Code references in the iOS 6.1 firmware indicated that the new Apple TV device will be powered by Apple’s A5X chip and use the same WLAN+Bluetooth antenna/chip combo that has been used in iPhone 5. The dual-core A5X chip with quad-core graphic powered the third generation iPad (or the new iPad), which was discontinued last year.
It was widely speculated that Apple is planning a similar approach, by using the A5X processor in the new Apple TV, it will test the platform and later ramp up production of the A5X processor for the next generation iPad mini. It also meant that the quad-core graphics of the A5X processor could be used to power next iPad mini’s Retina Display.
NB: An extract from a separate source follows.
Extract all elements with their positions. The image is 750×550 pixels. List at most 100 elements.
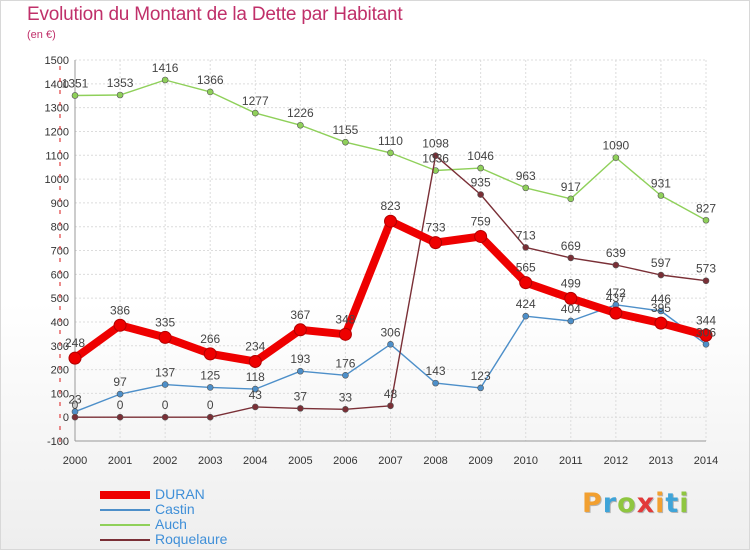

Unfortunately, those speculations may not be accurate as MacRumors has discovered that the tweaked Apple TV that have now started hitting Apple’s retail store, does not contain an A5X chip. It is actually powered by a A5 chip like its predecessor, but is even smaller than the previous one.
The original A5 chip introduced in 2011 for the iPad 2 was built on a 45-nanometer process, measuring 10.09 mm by 12.15 mm, while the first die-shrunk A5 introduced in 2012 for the third-generation Apple TV and the tweaked iPad 2 measured 41% smaller at 8.19 mm by 8.68 mm.
This new A5 found in the tweaked third-generation Apple TV is considerably smaller still, with our measurements putting the chip at just 6 mm by 6 mm.
The smaller A5 chip has sparked off speculation that Apple may be piloting a 28-nanometer process from Taiwan Semiconductor Manufacturing Company (TSMC), the world’s largest contract chip manufacturer. If that’s indeed true then the new die-shrunk A5 chip would make it the first chip to be manufactured by a company other than Samsung.
Apple has already taken steps to reduce its reliance on Samsung with A6 system-on-chip. Apple did not work with the Korean company on the development of its new A6 processor, which powers iPhone 5 and simply uses them as a foundry to manufacture the chip. Samsung had contributed to the design and development of processors used in previous generation iPhones. So the next logical step seems to be to also move manufacturing to another foundry operator like TSMC or even Intel.
There have also been rumors that Apple has signed a deal with TSMC for the production of A7 quad-core processors that could be used in iOS devices in 2014.
Samsung better watch out, Apple seems to be very serious about moving its business.